Avant de se lancer dans le monde de l’opéra avec des chefs-d’œuvre comme Thaïs (1894) ou encore Don Quichotte (1910), le compositeur français de renom Jules Massenet s’est aussi aventuré dans l’univers de l’opérette durant ses années formatrices. L’Adorable Belboul n’est que l’une de celles que Massenet a créées avant de la laisser sombrer dans le néant.
Difficile de savoir pour quelles raisons Massenet a voulu oublier, voire interdire les représentations de L’Adorable Belboul. Peut-être voulait-il abandonner l’opérette en faveur d’un genre considéré comme plus prestigieux ? Ou encore, cette œuvre était-elle plutôt vouée à son cercle privé ? Ces questions n’auront peut-être jamais de réponses. Néanmoins, la redécouverte du manuscrit perdu, ainsi que sa représentation en public en première mondiale au Québec, ne sont pas insignifiantes pour le monde de l’opéra.
En amour comme à la guerre
L’Adorable Belboul transporte le public à Samarcande, en Ouzbékistan, pour suivre les mésaventures de Zaï-Za, fille cadette du grand marchand Ali-Bazar. Emportée par la danse fulgurante du derviche tourneur Sidi-Toupi lors de sa visite à la mosquée, Zaï-Za voit son voile happé par ce tourbillon festif, et son visage est alors dévoilé à un auditoire ébahi. Heureusement pour elle, le charmant confiseur Hassan réussit à l’extirper de cette situation pour le moins chaotique.
En plus d’un amour qui semble bourgeonner entre Zaï-Za et son sauveur, le derviche tourneur Sidi-Toupi tente lui aussi péniblement de retrouver le ravissant visage qu’il a aperçu à la mosquée. Un triangle amoureux se dessine alors. Pour résoudre ce dilemme, Fatime, la suivante de Zaï-Za, a la brillante idée de faire croire à Sidi-Toupi que la belle jeune femme qu’il a rencontrée plus tôt était en fait Belboul, la sœur aînée de Zaï-Za, dont, selon les dires de son propre père, l’apparence est moins que plaisante.

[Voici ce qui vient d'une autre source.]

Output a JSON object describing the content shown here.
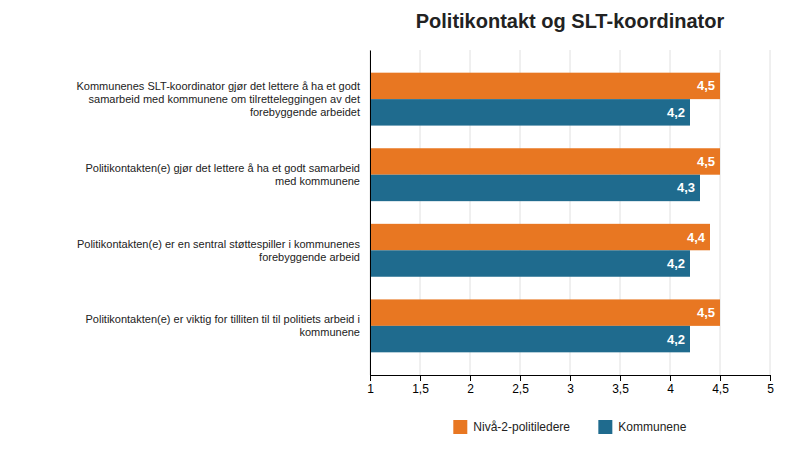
{
  "chart_data": {
    "type": "bar",
    "orientation": "horizontal",
    "title": "Politikontakt og SLT-koordinator",
    "categories": [
      "Politikontakten(e) er viktig for tilliten til til politiets arbeid i\nkommunene",
      "Politikontakten(e) er en sentral støttespiller i kommunenes\nforebyggende arbeid",
      "Politikontakten(e) gjør det lettere å ha et godt samarbeid\nmed kommunene",
      "Kommunenes SLT-koordinator gjør det lettere å ha et godt\nsamarbeid med kommunene om tilretteleggingen av det\nforebyggende arbeidet"
    ],
    "series": [
      {
        "name": "Nivå-2-politiledere",
        "color": "#E87722",
        "values": [
          4.5,
          4.4,
          4.5,
          4.5
        ],
        "value_labels": [
          "4,5",
          "4,4",
          "4,5",
          "4,5"
        ]
      },
      {
        "name": "Kommunene",
        "color": "#1F6B8E",
        "values": [
          4.2,
          4.2,
          4.3,
          4.2
        ],
        "value_labels": [
          "4,2",
          "4,2",
          "4,3",
          "4,2"
        ]
      }
    ],
    "xlim": [
      1,
      5
    ],
    "xticks": [
      1,
      {
        "value": 1.5,
        "label": "1,5"
      },
      2,
      {
        "value": 2.5,
        "label": "2,5"
      },
      3,
      {
        "value": 3.5,
        "label": "3,5"
      },
      4,
      {
        "value": 4.5,
        "label": "4,5"
      },
      5
    ],
    "grid": true,
    "data_labels": true,
    "legend": "bottom"
  }
}
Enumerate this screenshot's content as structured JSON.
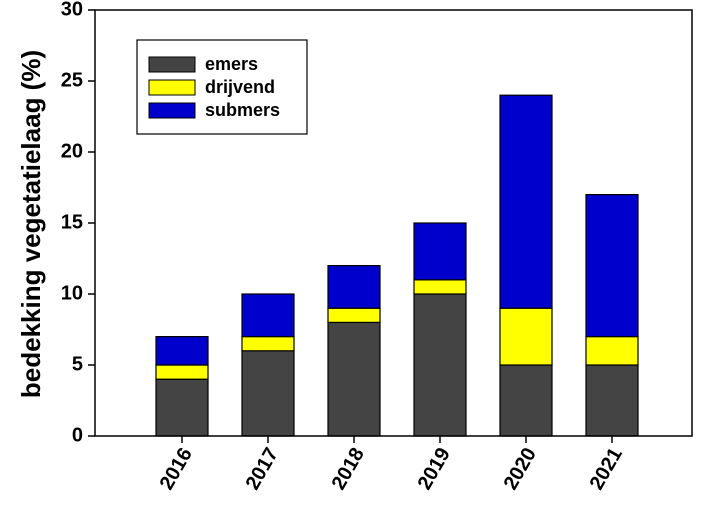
{
  "chart_data": {
    "type": "bar",
    "stacked": true,
    "categories": [
      "2016",
      "2017",
      "2018",
      "2019",
      "2020",
      "2021"
    ],
    "series": [
      {
        "name": "emers",
        "values": [
          4,
          6,
          8,
          10,
          5,
          5
        ],
        "color": "#444444"
      },
      {
        "name": "drijvend",
        "values": [
          1,
          1,
          1,
          1,
          4,
          2
        ],
        "color": "#ffff00"
      },
      {
        "name": "submers",
        "values": [
          2,
          3,
          3,
          4,
          15,
          10
        ],
        "color": "#0000cc"
      }
    ],
    "title": "",
    "xlabel": "",
    "ylabel": "bedekking vegetatielaag (%)",
    "ylim": [
      0,
      30
    ],
    "yticks": [
      0,
      5,
      10,
      15,
      20,
      25,
      30
    ],
    "grid": false,
    "legend_position": "top-left"
  }
}
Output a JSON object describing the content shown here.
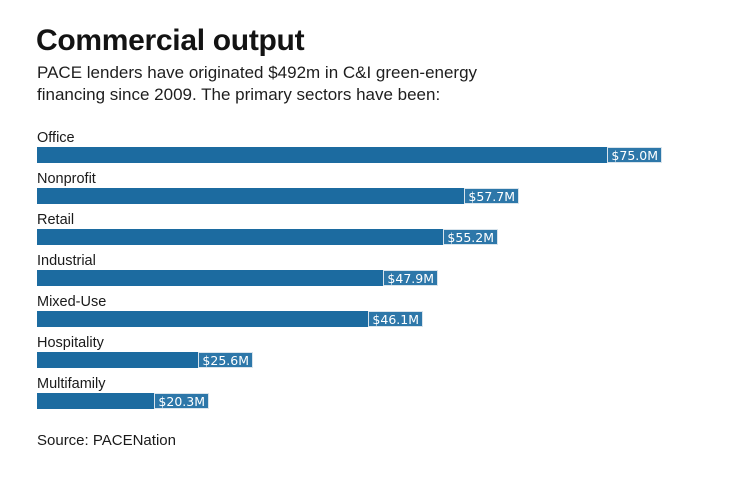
{
  "header": {
    "title": "Commercial output",
    "subtitle_lines": [
      "PACE lenders have originated $492m in C&I green-energy",
      "financing since 2009. The primary sectors have been:"
    ]
  },
  "chart_data": {
    "type": "bar",
    "orientation": "horizontal",
    "title": "Commercial output",
    "categories": [
      "Office",
      "Nonprofit",
      "Retail",
      "Industrial",
      "Mixed-Use",
      "Hospitality",
      "Multifamily"
    ],
    "values": [
      75.0,
      57.7,
      55.2,
      47.9,
      46.1,
      25.6,
      20.3
    ],
    "value_labels": [
      "$75.0M",
      "$57.7M",
      "$55.2M",
      "$47.9M",
      "$46.1M",
      "$25.6M",
      "$20.3M"
    ],
    "unit": "$M",
    "xlim": [
      0,
      75
    ],
    "grid": false,
    "legend": false,
    "bar_color": "#1c6ba0",
    "value_box_color": "#2d77a9",
    "value_text_color": "#ffffff"
  },
  "source": {
    "label": "Source: PACENation"
  }
}
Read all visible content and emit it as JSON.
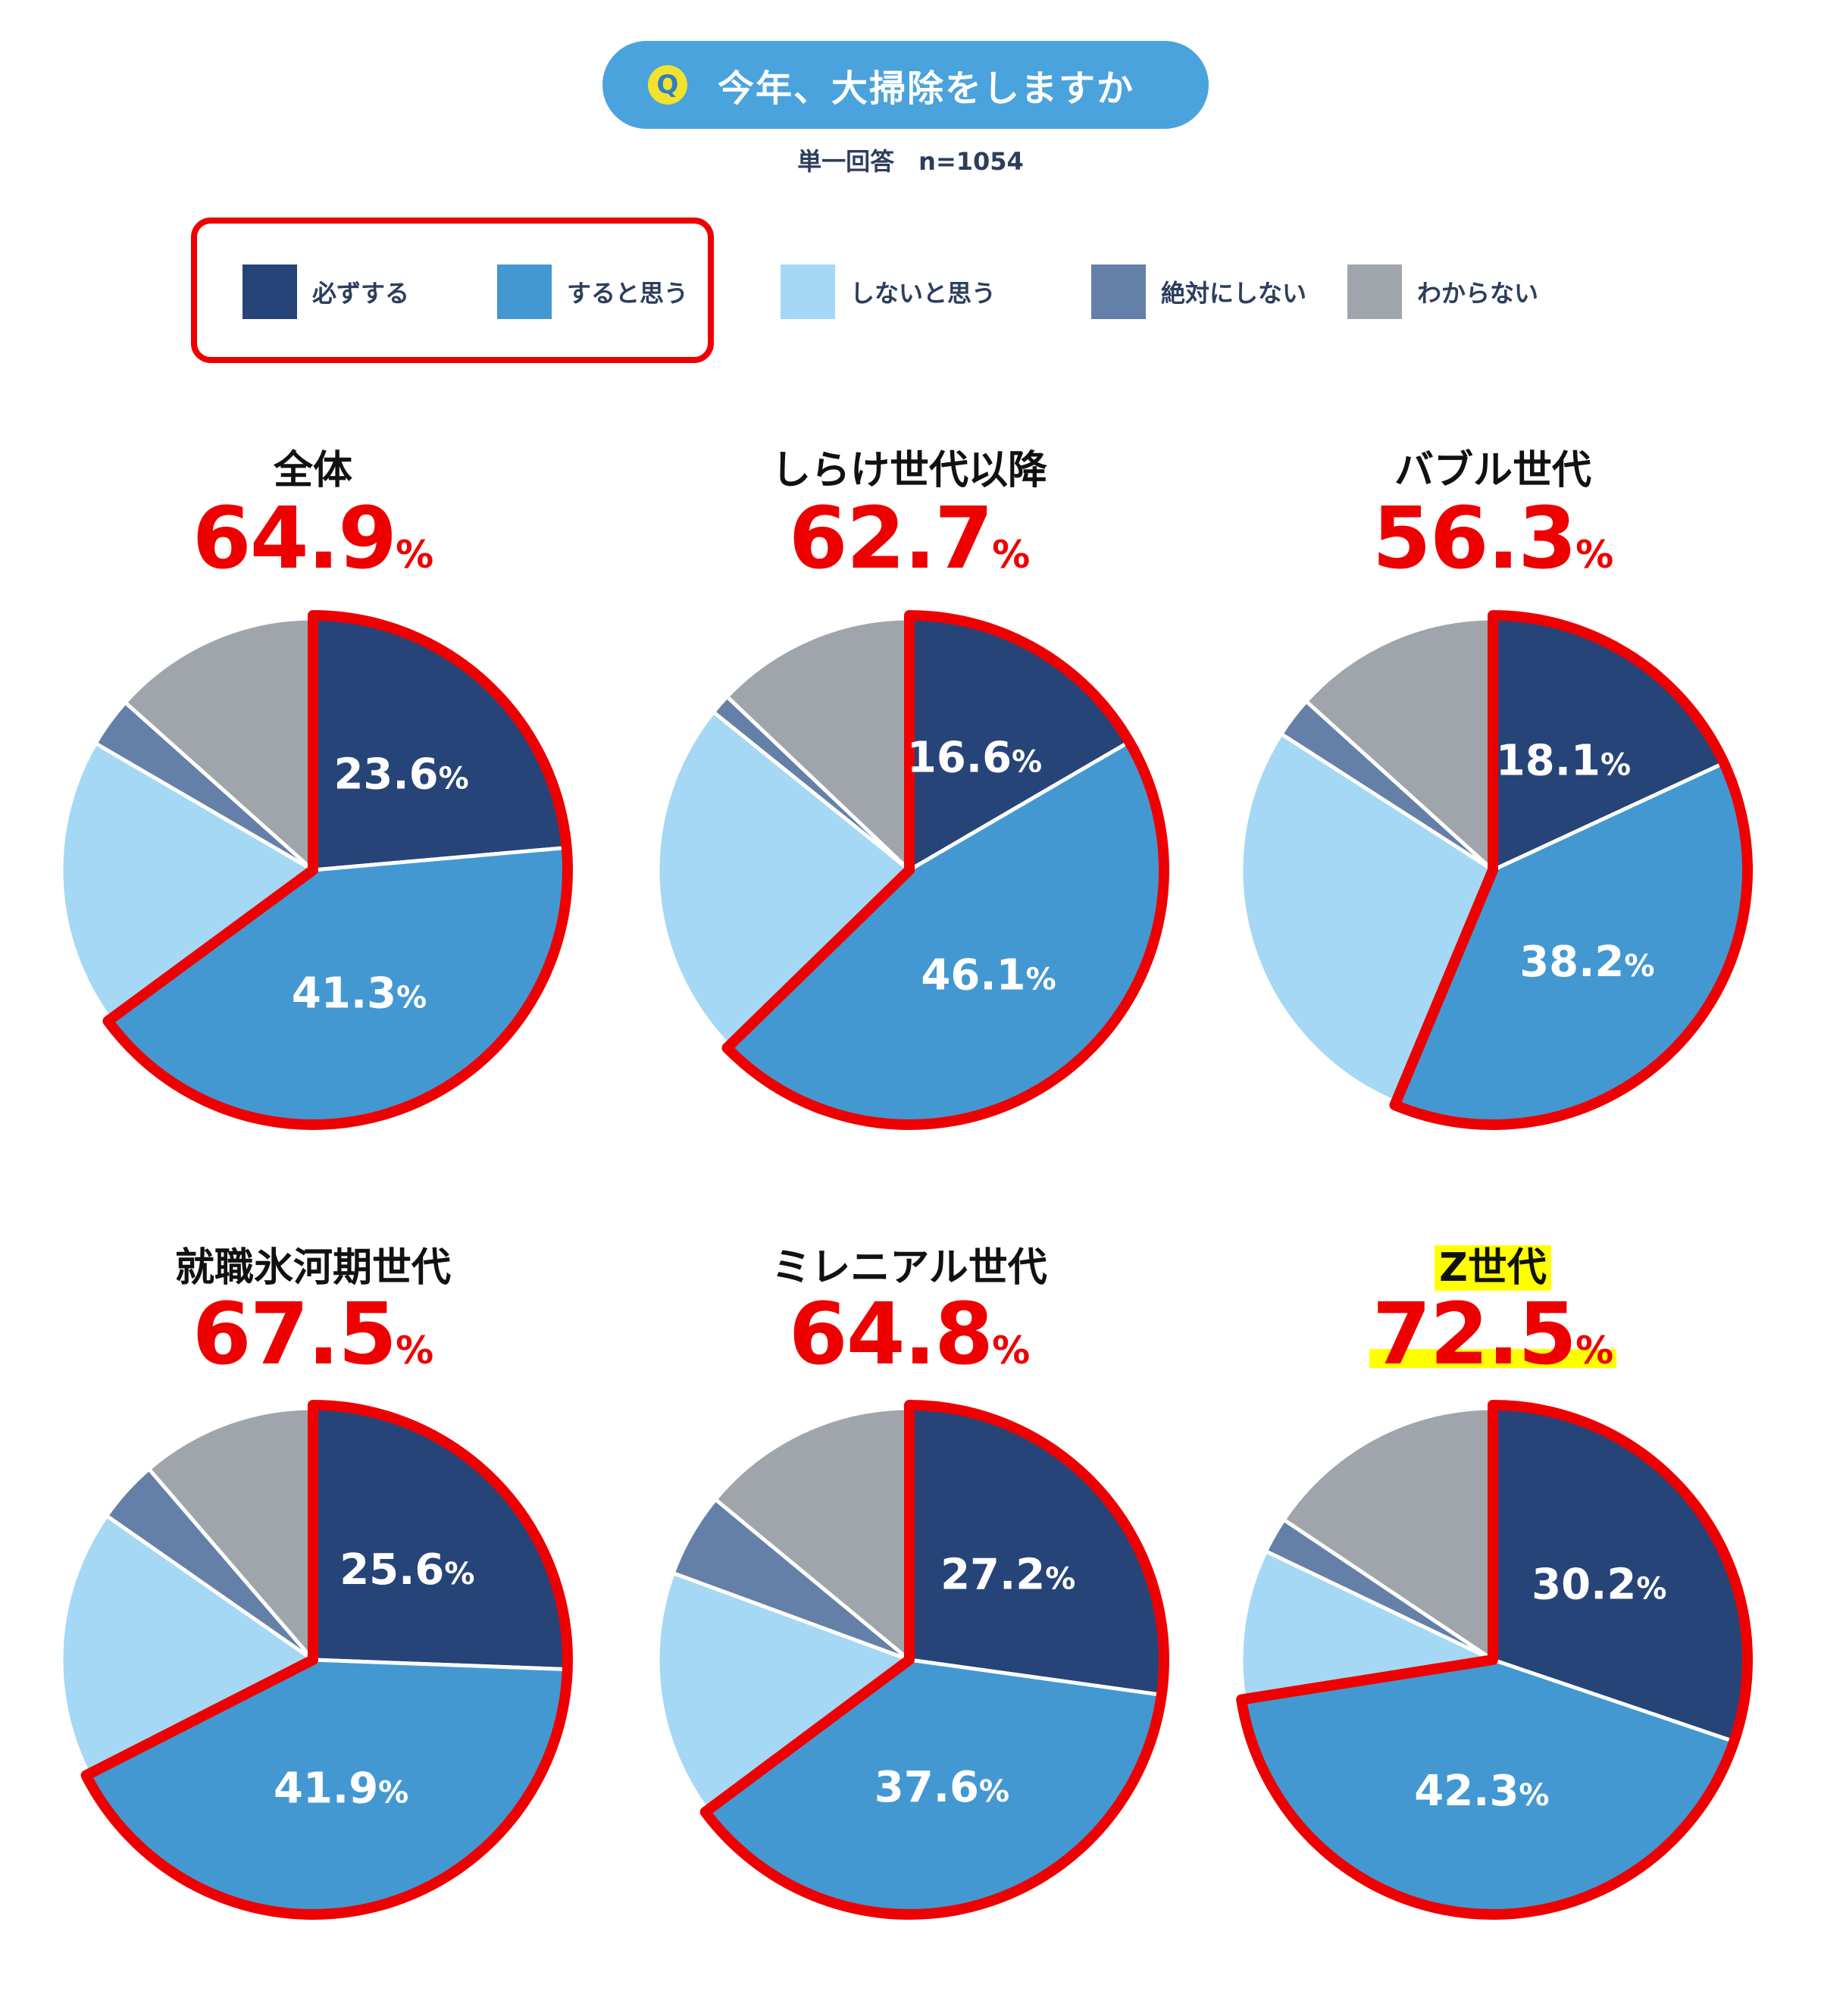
{
  "header": {
    "q_icon": "Q",
    "question": "今年、大掃除をしますか",
    "answer_type": "単一回答　n=1054"
  },
  "legend": [
    {
      "label": "必ずする",
      "color": "#264478"
    },
    {
      "label": "すると思う",
      "color": "#4398d1"
    },
    {
      "label": "しないと思う",
      "color": "#a5d8f4"
    },
    {
      "label": "絶対にしない",
      "color": "#6480a8"
    },
    {
      "label": "わからない",
      "color": "#a0a5ab"
    }
  ],
  "highlight_color": "#ee0000",
  "pct_unit": "%",
  "chart_data": [
    {
      "type": "pie",
      "title": "全体",
      "total": "64.9",
      "highlight": false,
      "slices": [
        {
          "category": "必ずする",
          "value": 23.6,
          "label": "23.6"
        },
        {
          "category": "すると思う",
          "value": 41.3,
          "label": "41.3"
        },
        {
          "category": "しないと思う",
          "value": 18.5
        },
        {
          "category": "絶対にしない",
          "value": 3.2
        },
        {
          "category": "わからない",
          "value": 13.4
        }
      ]
    },
    {
      "type": "pie",
      "title": "しらけ世代以降",
      "total": "62.7",
      "highlight": false,
      "slices": [
        {
          "category": "必ずする",
          "value": 16.6,
          "label": "16.6"
        },
        {
          "category": "すると思う",
          "value": 46.1,
          "label": "46.1"
        },
        {
          "category": "しないと思う",
          "value": 23.1
        },
        {
          "category": "絶対にしない",
          "value": 1.3
        },
        {
          "category": "わからない",
          "value": 12.9
        }
      ]
    },
    {
      "type": "pie",
      "title": "バブル世代",
      "total": "56.3",
      "highlight": false,
      "slices": [
        {
          "category": "必ずする",
          "value": 18.1,
          "label": "18.1"
        },
        {
          "category": "すると思う",
          "value": 38.2,
          "label": "38.2"
        },
        {
          "category": "しないと思う",
          "value": 27.8
        },
        {
          "category": "絶対にしない",
          "value": 2.6
        },
        {
          "category": "わからない",
          "value": 13.3
        }
      ]
    },
    {
      "type": "pie",
      "title": "就職氷河期世代",
      "total": "67.5",
      "highlight": false,
      "slices": [
        {
          "category": "必ずする",
          "value": 25.6,
          "label": "25.6"
        },
        {
          "category": "すると思う",
          "value": 41.9,
          "label": "41.9"
        },
        {
          "category": "しないと思う",
          "value": 17.2
        },
        {
          "category": "絶対にしない",
          "value": 4.0
        },
        {
          "category": "わからない",
          "value": 11.3
        }
      ]
    },
    {
      "type": "pie",
      "title": "ミレニアル世代",
      "total": "64.8",
      "highlight": false,
      "slices": [
        {
          "category": "必ずする",
          "value": 27.2,
          "label": "27.2"
        },
        {
          "category": "すると思う",
          "value": 37.6,
          "label": "37.6"
        },
        {
          "category": "しないと思う",
          "value": 15.8
        },
        {
          "category": "絶対にしない",
          "value": 5.4
        },
        {
          "category": "わからない",
          "value": 14.0
        }
      ]
    },
    {
      "type": "pie",
      "title": "Z世代",
      "total": "72.5",
      "highlight": true,
      "slices": [
        {
          "category": "必ずする",
          "value": 30.2,
          "label": "30.2"
        },
        {
          "category": "すると思う",
          "value": 42.3,
          "label": "42.3"
        },
        {
          "category": "しないと思う",
          "value": 9.6
        },
        {
          "category": "絶対にしない",
          "value": 2.3
        },
        {
          "category": "わからない",
          "value": 15.6
        }
      ]
    }
  ]
}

Grâce à cette tromperie astucieuse, Sidi-Toupi, contractuellement obligé de verser 1?000 sequins à Ali-Bazar en cas de refus de se marier à Belboul, est harponné par la ruse. Ali-Bazar doit donc payer la dot au père de Belboul, et Zaï-Za et Hassan ont ainsi le champ libre pour se marier.
L’histoire de L’Adorable Belboul est hautement divertissante par sa valeur comique, la qualité de l’écriture dans les dialogues et les interactions entre les divers personnages. De plus, la grandeur et la profondeur des pièces musicales interprétées par les musiciens et les choristes viennent rehausser l’expérience à un tout autre niveau.
En passant par le rejet du mariage et des déclarations d’amour d’une tendresse inouïe, les pièces, couplées aux harmonies pures et limpides soigneusement jouées par la distribution, parviennent à toucher le public en plein cœur. L’ensemble, mis en scène dans des décors virtuels inspirés par les carrelages multicolores de l’architecture ouzbèke, crée une expérience enchantée pour les cinq sens.